Complete step-by-step answer:
Given, 2k, \[k+10\] and \[3k+2\] are three consecutive terms of an A.P
As we know that for the three consecutive terms a, b and c to be in A.P, twice of the second term should be equal to sum of first and last that is \[2b=a+c\]
For the given terms to be in an A.P, twice of the middle term which is\[k+10\]should be equal to sum of the first term which is 2k and second term which is \[3k+2\]
\[2\left( k+10 \right)=\left( 2k \right)+\left( 3k+2 \right)\]

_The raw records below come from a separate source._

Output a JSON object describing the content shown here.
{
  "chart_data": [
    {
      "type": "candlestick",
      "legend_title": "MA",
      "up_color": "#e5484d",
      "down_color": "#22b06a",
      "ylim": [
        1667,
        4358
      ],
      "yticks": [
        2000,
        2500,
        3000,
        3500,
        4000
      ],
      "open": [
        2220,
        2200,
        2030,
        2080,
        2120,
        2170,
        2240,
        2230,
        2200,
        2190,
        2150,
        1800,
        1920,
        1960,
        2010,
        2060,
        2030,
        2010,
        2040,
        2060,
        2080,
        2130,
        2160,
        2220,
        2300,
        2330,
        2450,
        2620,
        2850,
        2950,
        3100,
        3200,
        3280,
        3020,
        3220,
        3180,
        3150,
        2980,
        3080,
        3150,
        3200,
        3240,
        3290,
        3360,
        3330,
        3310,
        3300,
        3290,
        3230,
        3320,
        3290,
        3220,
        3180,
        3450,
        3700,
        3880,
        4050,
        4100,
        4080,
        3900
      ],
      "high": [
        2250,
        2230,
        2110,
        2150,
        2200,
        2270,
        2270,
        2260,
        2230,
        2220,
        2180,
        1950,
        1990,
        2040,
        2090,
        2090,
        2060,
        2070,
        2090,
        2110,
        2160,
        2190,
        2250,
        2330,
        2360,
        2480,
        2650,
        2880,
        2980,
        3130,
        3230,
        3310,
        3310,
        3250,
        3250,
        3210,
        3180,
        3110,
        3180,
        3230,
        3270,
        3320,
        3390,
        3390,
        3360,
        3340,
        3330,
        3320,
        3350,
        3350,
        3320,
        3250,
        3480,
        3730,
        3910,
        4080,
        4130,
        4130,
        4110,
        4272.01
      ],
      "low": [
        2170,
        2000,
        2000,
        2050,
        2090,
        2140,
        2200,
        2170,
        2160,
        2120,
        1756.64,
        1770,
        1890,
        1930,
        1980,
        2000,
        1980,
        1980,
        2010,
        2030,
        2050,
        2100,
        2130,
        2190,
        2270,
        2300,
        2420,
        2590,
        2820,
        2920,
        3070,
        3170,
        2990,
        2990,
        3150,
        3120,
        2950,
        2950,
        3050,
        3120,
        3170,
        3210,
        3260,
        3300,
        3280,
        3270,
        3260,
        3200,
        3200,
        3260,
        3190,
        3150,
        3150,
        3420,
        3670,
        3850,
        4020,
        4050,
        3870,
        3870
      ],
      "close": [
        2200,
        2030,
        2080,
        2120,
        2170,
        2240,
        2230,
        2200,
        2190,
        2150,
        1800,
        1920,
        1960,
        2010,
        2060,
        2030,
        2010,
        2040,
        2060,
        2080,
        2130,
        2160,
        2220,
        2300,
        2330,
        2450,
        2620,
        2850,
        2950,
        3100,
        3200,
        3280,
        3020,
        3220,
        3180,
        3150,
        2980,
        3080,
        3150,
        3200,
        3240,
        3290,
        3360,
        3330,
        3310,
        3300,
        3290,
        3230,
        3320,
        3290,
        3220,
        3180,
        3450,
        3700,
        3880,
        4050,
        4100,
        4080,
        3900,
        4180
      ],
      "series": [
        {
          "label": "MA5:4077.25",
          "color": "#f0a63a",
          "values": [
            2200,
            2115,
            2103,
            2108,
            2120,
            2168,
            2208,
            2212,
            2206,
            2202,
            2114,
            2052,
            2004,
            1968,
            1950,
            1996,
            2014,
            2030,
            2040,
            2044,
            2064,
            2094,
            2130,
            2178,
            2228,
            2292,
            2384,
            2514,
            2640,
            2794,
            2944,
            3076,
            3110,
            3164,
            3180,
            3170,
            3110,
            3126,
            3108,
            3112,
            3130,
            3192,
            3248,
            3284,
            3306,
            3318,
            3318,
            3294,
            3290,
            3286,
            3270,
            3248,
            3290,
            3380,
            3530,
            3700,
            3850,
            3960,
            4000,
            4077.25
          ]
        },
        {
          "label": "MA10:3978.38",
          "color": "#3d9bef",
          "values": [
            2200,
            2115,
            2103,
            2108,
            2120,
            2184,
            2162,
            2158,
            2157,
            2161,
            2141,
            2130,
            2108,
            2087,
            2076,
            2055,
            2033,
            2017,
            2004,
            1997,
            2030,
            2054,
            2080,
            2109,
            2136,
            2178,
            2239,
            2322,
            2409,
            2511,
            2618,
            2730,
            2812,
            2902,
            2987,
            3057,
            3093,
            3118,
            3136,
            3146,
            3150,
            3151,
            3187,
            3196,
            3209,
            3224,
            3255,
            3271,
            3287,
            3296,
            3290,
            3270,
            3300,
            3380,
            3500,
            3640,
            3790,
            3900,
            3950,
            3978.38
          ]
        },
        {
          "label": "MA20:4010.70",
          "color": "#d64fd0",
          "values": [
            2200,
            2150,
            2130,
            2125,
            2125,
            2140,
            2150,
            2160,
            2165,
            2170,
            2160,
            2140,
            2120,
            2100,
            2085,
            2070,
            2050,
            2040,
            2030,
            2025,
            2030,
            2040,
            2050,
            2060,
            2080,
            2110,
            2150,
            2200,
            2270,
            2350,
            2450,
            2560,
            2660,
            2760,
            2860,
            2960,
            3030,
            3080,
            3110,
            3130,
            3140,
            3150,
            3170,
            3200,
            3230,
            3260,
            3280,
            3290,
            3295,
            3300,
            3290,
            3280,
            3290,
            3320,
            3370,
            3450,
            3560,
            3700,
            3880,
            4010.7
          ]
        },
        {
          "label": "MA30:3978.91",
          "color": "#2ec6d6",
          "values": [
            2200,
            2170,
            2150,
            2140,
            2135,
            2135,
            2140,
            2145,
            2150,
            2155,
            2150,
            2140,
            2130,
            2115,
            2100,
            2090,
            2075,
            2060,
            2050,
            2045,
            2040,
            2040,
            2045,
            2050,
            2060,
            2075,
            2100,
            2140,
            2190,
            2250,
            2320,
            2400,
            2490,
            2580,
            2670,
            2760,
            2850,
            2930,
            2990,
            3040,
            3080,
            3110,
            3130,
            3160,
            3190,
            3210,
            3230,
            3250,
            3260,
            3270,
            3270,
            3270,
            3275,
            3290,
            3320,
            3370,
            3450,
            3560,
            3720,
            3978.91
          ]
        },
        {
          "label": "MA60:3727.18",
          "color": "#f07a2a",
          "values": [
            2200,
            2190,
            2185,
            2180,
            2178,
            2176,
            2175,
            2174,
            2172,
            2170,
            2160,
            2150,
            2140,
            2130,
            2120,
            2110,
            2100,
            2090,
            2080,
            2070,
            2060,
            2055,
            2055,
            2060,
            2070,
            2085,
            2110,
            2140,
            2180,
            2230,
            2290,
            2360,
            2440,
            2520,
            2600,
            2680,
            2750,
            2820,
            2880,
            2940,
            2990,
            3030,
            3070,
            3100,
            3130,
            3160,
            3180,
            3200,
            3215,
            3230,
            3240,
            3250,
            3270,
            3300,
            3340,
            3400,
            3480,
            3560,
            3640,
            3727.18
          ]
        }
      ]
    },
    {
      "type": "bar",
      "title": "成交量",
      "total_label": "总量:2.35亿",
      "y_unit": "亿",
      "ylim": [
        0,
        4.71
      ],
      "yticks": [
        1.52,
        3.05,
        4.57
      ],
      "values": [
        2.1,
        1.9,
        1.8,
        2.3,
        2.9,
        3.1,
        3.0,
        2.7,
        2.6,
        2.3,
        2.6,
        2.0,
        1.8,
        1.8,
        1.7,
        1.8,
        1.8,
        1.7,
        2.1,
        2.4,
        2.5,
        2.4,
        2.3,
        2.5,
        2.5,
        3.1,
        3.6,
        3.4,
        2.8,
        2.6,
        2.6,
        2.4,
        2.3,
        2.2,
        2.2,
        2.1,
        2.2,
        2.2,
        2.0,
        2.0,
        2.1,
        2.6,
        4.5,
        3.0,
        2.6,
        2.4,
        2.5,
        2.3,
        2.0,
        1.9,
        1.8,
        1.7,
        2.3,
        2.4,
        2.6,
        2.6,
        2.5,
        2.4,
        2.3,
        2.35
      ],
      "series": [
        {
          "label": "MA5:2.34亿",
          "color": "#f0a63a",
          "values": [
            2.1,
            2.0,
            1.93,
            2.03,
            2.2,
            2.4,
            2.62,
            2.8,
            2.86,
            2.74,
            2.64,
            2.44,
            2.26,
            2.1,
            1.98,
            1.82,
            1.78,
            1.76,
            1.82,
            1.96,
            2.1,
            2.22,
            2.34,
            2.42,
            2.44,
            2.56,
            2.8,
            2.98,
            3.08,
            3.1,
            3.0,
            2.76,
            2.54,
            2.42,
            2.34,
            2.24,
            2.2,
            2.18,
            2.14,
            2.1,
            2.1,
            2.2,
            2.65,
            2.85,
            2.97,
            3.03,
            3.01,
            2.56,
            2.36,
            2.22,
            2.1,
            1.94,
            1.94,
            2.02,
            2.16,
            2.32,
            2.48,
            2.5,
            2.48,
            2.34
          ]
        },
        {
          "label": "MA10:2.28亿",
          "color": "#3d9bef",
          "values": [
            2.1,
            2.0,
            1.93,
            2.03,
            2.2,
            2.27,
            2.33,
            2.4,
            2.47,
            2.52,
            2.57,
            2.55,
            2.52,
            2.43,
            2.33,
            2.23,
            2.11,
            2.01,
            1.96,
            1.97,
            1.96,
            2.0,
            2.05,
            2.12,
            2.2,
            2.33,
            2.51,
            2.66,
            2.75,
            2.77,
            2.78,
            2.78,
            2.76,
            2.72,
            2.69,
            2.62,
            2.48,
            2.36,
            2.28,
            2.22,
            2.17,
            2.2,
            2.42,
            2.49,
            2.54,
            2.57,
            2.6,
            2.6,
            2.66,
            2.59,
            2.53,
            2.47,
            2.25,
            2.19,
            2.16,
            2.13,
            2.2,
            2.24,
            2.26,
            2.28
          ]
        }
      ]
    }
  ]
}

By simplifying this we get:
\[2k+20=5k+2\]
By rearranging the term, we get:
\[18=3k\]
Therefore, we get the value of k from above equation:
\[k=6\]
Hence, the required value of k is 6.
So, the correct answer is “\[k=6\]”.

Note: Arithmetic progression (AP) is a set of terms in which the common difference between them remains the same. The difference between two words should be equal to the difference between the last two terms for any three consecutive terms a, b, and c to be in AP that is \[b-a=c-b\] from this we get the expression of Arithmetic progression is given as \[2b=a+c\].